Be a perfectionist. Be as Obsessive, Compulsive as you can. Be vigilant in wanting to cut, cut, cut everything that you can from the script.
This isn’t about killing your darlings. You’ve already done that in previous drafts. This is about making the presentation of your script as pleasing to the eye and mind as possible.
Dot your I’s. Cross your T’s. Cut, cut, cut. And when you can’t cut anymore, you know you’re done.
5. “It’s Done.”
The final test of knowing when your screenplay is done is to tell yourself just that. You, the screenwriter, have to make that call. You’re failing yourself as a screenwriter if you leave it open-ended. You’re failing yourself as a screenwriter if you continue to do rewrite after rewrite after rewrite. Man or woman up and tell yourself, “It’s done.”
Avoid this Misconception
Too many screenwriters overly rely on endless feedback from family, friends, relatives, peers, etc. The notion that a screenwriter must get feedback ends up being overblown and misconstrued. Yes, feedback can help. Yes, it’s nice to get another set of eyes on the script.
The issue is that, in the end, each set of feedback is just a subjective opinion.
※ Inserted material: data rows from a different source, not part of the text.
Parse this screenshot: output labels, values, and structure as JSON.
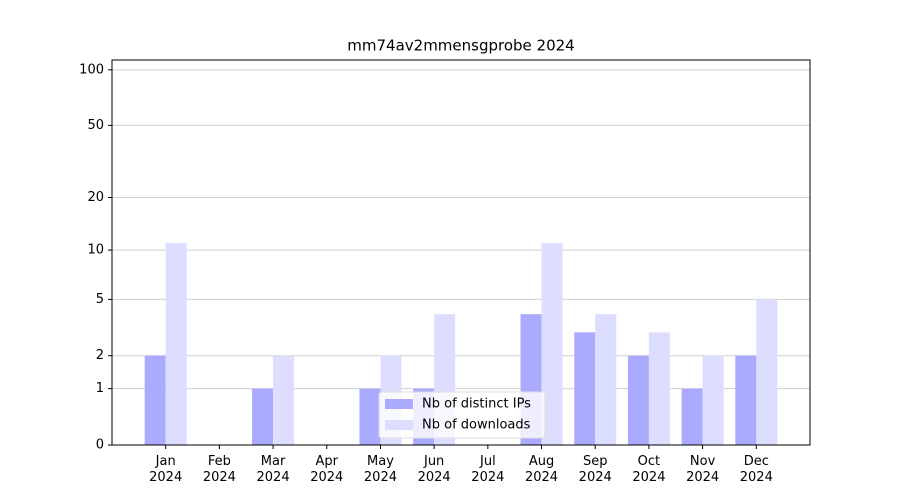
{
  "chart_data": {
    "type": "bar",
    "title": "mm74av2mmensgprobe 2024",
    "categories": [
      "Jan 2024",
      "Feb 2024",
      "Mar 2024",
      "Apr 2024",
      "May 2024",
      "Jun 2024",
      "Jul 2024",
      "Aug 2024",
      "Sep 2024",
      "Oct 2024",
      "Nov 2024",
      "Dec 2024"
    ],
    "series": [
      {
        "name": "Nb of distinct IPs",
        "color": "#aaaaff",
        "values": [
          2,
          0,
          1,
          0,
          1,
          1,
          0,
          4,
          3,
          2,
          1,
          2
        ]
      },
      {
        "name": "Nb of downloads",
        "color": "#ddddff",
        "values": [
          11,
          0,
          2,
          0,
          2,
          4,
          0,
          11,
          4,
          3,
          2,
          5
        ]
      }
    ],
    "yscale": "log1p",
    "ylim": [
      0,
      113
    ],
    "yticks": [
      0,
      1,
      2,
      5,
      10,
      20,
      50,
      100
    ],
    "grid": true,
    "legend": "lower center"
  }
}
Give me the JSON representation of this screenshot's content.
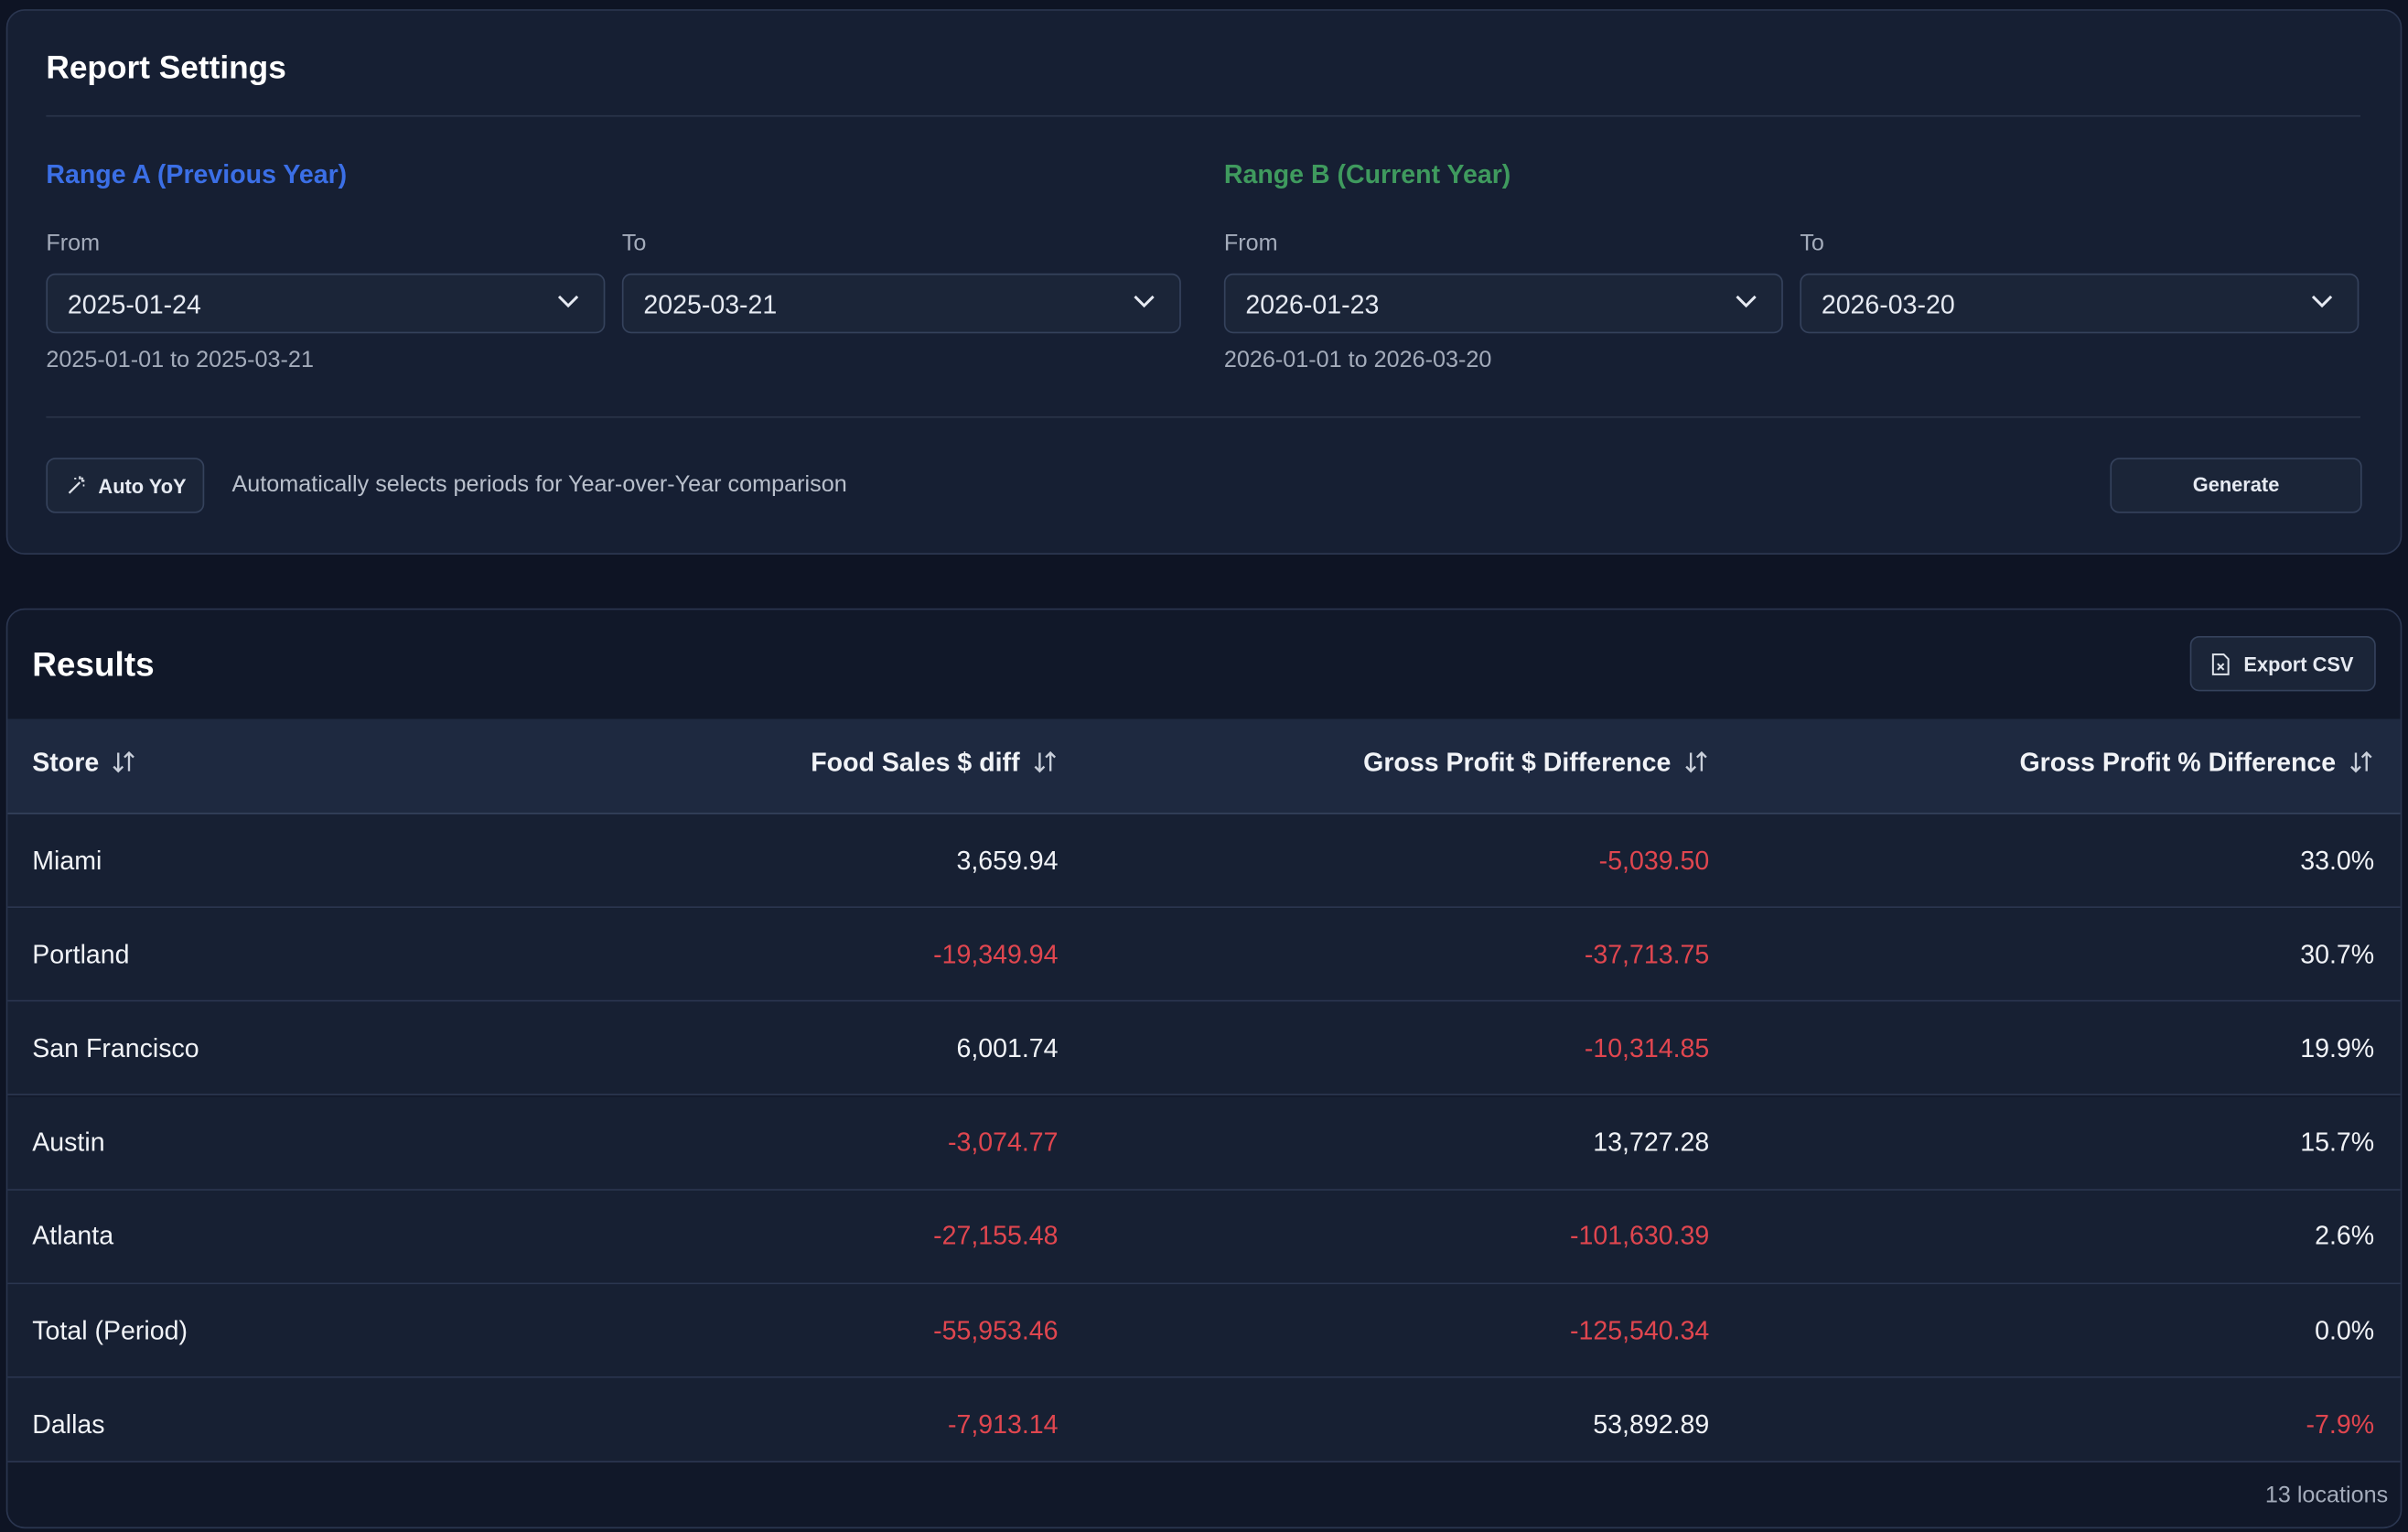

And if you continue to seek feedback from multiple people, there’s no possible way to come to one true and final consensus in everyone’s eyes.
This is what often leads to endless rewriting. This is how writing groups can hurt a screenwriter. This is where too many hands in the cookie jar can turn an otherwise great story into an utter mess.
Find one individual that you trust. Beyond that, get one film or television industry perspective if you can. The rest is up to you.